Le film date du siècle dernier, 1986 – je pose ceci, c’est juste pour la maison, parce que il faut quand même qu’elle vive, et je vais me recoucher

 

je me rends bien compte que je suis agi par quelque chose qui me dépasse – ce recours à l’Akerman pour vanter ses mérites et l’anniversaire des dix ans de son suicide – sale coup qu’elle se et nous fit, le 5 octobre 2015, un an et demi après la mort de sa mère – après Charlie mais avant le funeste 13 novembre… – dans le livre (je cite de mémoire) elle dit à peu près « je pense au suicide, j’y pense souvent même… mais non, pas tant que ma mère sera vivante… je ne peux pas lui faire ça… » – c’est certainement cette sincérité qui touche juste  

 

et d’autres images

 

Celles-ci précèdent les 5 posées il y a quelques temps – ici il y en sept d’objets (tout ce qu’il reste) et sept de personnes (elles sont toutes mortes) – la photographie comme preuve de l’existence (et ici, en cette maison, comme témoignage) – il s’agit de la première « Scène intérieure » (initialement publiée par Jean-Bertrand Pontalis qui dirigeait la collection L’un et l’autre aux mêmes éditions) sous titrée « Faits » (ici en folio numéro 5940) – (la seconde, disons, mais qui, ici, a paru en premier, était intitulée  « Cinq femmes » et sous-titrée « Scène intérieure II ») – je retranscris ici quelques lignes de l‘Avertissement qui permettent de comprendre le contexte de ces deux ouvrages :

 

Les pages qui suivent contiennent, en effet, tout ce dont je me souviens, et tout ce que j’ai pu apprendre aussi sur mon père, ma mère, ma sœur, mes grands-parents paternels, deux oncles et une grand-tante disparus à Auschwitz en 1943 et 1944. Une tante par alliance seule est revenue. J’avais cinq ans et demi.

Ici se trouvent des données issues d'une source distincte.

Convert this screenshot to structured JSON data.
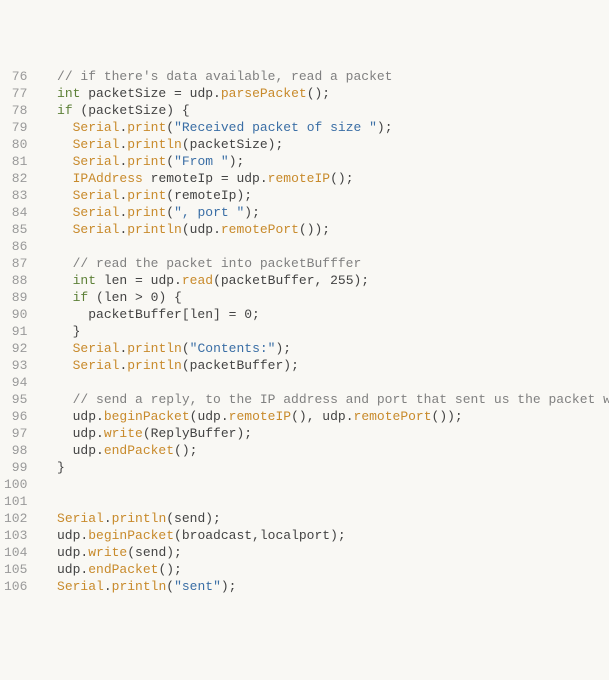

Le petit Marcel, ce samedi-là, avait été avec Annette, sa gouvernante disons, se promener au parc Montceau, situé en face de l’appartement du grand-père paternel. La gestapo vint à ce moment et arrêta toutes les personnes présentes dans l’appartement. Marcel et Annette, sur le trottoir de l’autre côté du boulevard virent cette arrestation, et s’en allèrent rapidement. Une chance

Ici une image de la mère (Maria Cohen, née le 9 octobre 1915 à Istanbul) déportée dans le convoi numéro 63 du 17 décembre 1943, assassinée (j’ignore la date de son décès)

recadrée

puis deux images du père (Jacques Cohen – né le 20 février 1902 à Istanbul) déporté dans le convoi numéro 59 du 2 décembre 1943 – assassiné

ces gens vivaient dans le dix-septième arrondissement de Paris, vers les Batignolles – ils étaient juifs immigrés d’Istanbul dans les années vingt du siècle précédent –

Monique Cohen, sœur de Marcel, née le 14 mai 1943 à Asnières (92) déportée à six mois comme le voulait la loi, avec sa mère dans le convoi 63, assassinée – on ne garde d’elle que ce bracelet

que je rapproche, on distingue le nœud pratiqué à l’une des parties, sans doute pour adapter le bijou au poignet de cette enfant

Sultana Cohen, la grand-mère paternelle de Marcel, née en 1871 à Istanbul, déportée dans le convoi numéro 59 du 2 septembre 1943, assassinée

Mercado Cohen, grand-père paternel (père de Jacques donc) né en 1864 à Istanbul, déporté dans le convoi numéro 59 du 2 septembre 1943, assassiné

vient Joseph Cohen (le frère aîné de Jacques), oncle de Marcel, né le 10 août 1895 à Istanbul, déporté dans le convoi numéro 59 du 2 septembre 1943, assassiné

Rebecca Chaki, cousine germaine de Mercado, qui vivait chez lui boulevard de Courcelles, née le 13 avril 1875 à Istanbul, déportée dans le convoi numéro 59 le 2 septembre 1943, assassinée

puis enfin David Salem (le plus âgé frère de Marie, la mère de Marcel, donc un de ses oncles) né le 29 avril 1908 à Constantinople, déporté dans le convoi numéro 75 du 30 mai 1944, assassiné (on dit de lui qu’il a eu une belle mort : il s’est jeté sur les barbelés électrifiés du camp d’Auschwitz) (ici avec sa sœur, dont il est l’aîné de sept ans)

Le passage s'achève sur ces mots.